2. Description of Related Art
Carbon nanotubes (CNTs) are a novel carbonaceous material and have received a great deal of interest since the early 1990s. Carbon nanotubes have interesting and potentially useful electrical and mechanical properties. Due to these and other properties, carbon nanotubes have become an important new material for use in a variety of fields. However, the acquired carbon nanotubes are generally in a form of particles or powder and that is inconvenient for applications.
Currently, different methods are widely used for fabricating carbon nanotube films including a growing method, a spraying method, and a Langmuir-Blodgett (LB) method.
In the growing method, a carbon nanotube film is grown on a substrate by using a chemical vapor deposition (CVD). Multiple catalyst layers are formed on the substrate and reaction conditions of the CVD is controlled. In the spraying method, carbon nanotubes, dispersed in a solvent, are sprayed on a substrate, and the solvent is dried to form a carbon nanotube film. In the LB method, carbon nanotubes are dispersed in a solvent to form a solution, and another solution having a different density is mixed with the carbon nanotube solution, thereby causing the carbon nanotubes to float on the surface of the mixture to form a carbon nanotube film.

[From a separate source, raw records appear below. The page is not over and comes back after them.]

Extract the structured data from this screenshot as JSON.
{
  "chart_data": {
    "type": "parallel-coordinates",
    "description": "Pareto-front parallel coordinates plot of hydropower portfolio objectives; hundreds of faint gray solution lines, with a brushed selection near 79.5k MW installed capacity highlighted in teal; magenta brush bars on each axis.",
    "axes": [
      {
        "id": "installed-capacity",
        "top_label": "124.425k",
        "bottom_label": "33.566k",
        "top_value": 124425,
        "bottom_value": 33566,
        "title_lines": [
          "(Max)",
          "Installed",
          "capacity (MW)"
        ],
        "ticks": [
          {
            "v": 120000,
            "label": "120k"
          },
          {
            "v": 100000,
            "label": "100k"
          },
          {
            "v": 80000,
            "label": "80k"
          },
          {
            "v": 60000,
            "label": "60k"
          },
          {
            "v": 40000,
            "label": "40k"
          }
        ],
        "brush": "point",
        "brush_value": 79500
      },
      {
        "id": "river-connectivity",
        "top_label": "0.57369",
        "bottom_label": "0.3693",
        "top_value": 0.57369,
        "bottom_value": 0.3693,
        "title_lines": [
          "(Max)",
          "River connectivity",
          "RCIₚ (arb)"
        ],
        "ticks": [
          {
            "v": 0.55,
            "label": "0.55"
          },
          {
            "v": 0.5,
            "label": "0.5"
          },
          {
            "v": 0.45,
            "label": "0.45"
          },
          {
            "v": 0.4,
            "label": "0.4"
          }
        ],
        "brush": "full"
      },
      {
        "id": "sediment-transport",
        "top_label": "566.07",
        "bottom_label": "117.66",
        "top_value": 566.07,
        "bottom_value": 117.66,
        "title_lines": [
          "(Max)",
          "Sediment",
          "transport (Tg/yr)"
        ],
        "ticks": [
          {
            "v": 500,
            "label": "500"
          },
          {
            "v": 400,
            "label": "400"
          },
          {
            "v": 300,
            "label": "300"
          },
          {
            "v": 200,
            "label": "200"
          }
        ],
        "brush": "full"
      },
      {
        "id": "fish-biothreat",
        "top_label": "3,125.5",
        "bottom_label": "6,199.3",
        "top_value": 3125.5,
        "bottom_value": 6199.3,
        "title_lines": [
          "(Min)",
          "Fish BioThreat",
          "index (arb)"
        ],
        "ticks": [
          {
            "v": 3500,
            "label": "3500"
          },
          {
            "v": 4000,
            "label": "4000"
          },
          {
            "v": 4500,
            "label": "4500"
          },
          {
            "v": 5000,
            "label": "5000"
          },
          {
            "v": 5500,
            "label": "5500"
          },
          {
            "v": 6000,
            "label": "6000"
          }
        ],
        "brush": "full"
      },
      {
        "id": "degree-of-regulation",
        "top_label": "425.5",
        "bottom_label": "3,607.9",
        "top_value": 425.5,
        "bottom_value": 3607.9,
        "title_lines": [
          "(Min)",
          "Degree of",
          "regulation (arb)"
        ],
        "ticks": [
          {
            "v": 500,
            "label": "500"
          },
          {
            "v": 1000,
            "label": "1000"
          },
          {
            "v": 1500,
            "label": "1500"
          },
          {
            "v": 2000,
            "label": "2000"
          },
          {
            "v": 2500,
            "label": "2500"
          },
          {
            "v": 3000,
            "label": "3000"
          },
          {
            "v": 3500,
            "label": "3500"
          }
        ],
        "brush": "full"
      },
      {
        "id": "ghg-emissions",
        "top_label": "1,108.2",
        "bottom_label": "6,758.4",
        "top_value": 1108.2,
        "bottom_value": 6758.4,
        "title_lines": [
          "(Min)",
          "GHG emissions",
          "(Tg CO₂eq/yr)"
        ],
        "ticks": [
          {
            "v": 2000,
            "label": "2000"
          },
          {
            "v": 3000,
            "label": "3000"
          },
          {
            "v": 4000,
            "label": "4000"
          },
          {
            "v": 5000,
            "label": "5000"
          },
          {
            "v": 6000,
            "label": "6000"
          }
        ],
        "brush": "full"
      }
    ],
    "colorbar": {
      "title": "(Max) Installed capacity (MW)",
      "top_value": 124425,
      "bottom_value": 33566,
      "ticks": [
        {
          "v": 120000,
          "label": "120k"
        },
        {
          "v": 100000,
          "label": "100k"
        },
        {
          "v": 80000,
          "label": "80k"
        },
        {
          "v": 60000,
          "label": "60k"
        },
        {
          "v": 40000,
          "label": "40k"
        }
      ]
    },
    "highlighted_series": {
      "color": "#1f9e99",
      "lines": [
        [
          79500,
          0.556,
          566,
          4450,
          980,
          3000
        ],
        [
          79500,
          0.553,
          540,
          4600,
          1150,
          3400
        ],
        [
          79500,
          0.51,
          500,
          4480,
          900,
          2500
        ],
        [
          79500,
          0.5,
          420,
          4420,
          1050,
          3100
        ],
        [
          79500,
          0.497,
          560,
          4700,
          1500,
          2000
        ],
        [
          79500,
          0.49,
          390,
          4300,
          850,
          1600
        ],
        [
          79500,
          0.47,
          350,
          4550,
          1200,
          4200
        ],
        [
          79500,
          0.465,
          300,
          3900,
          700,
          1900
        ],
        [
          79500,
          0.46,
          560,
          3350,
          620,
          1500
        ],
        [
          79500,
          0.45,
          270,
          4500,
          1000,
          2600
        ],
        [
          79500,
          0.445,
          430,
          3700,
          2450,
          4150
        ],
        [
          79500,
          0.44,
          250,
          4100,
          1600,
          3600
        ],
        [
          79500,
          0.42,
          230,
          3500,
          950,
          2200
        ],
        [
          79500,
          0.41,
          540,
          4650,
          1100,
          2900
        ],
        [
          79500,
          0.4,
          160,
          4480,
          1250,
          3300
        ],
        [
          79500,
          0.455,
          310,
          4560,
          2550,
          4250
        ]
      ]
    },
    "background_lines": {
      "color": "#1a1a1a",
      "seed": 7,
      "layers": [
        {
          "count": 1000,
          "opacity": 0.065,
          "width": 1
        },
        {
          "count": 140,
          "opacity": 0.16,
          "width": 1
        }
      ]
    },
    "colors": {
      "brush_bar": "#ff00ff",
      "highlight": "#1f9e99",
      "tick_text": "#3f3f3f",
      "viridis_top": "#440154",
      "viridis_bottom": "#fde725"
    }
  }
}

However, the carbon nanotube film manufactured by the growing method is not a free standing film. The thickness of the carbon nanotube film manufactured by the spraying method is not uniform. Carbon nanotubes in the carbon nanotube film acquired by the LB method are disorderly aligned.
Referring to FIG. 6, a conventional method for making the carbon nanotube film, according to the prior art, includes: (a) providing a carbon nanotube array 12; (b) pulling out a carbon nanotube film 14 from the carbon nanotube array 12 by using an adhesive tape. In step (b), the carbon nanotube array 12 is contacted by the adhesive tape, and the adhesive tape is moved at a speed along a direction substantially perpendicular to a growth orientation of carbon nanotubes, thereby drawing a carbon nanotube film 14 from the carbon nanotube array 12. The carbon nanotubes in the carbon nanotube film 14 can be distributed uniformly and aligned orderly. However, the adhesive tape is soft, a flat contacting surface between the carbon nanotube array 12 and the adhesive tape cannot be easily formed. Therefore, the carbon nanotubes cannot be firmly adhered on the contact surface, during the drawing process some of the carbon nanotubes may detach from the adhesive tape, the carbon nanotubes contacted with the adhesive tape cannot be simultaneously pulled off from the substrate. Thus, a discontinuous spot 16 can be appeared in the carbon nanotube array 12, and a nonuniform thickness or a gap can be formed in the carbon nanotube film 14. The discontinuous spot 16 can be a small inflexion which appears in a boundary between the carbon nanotube array 12 and the carbon nanotube film 14 when the carbon nanotubes adhered by the adhesive tape are not synchronously pulled away from the substrate.
What is needed, therefore, is to provide a method for making a more continuous and uniform carbon nanotube film.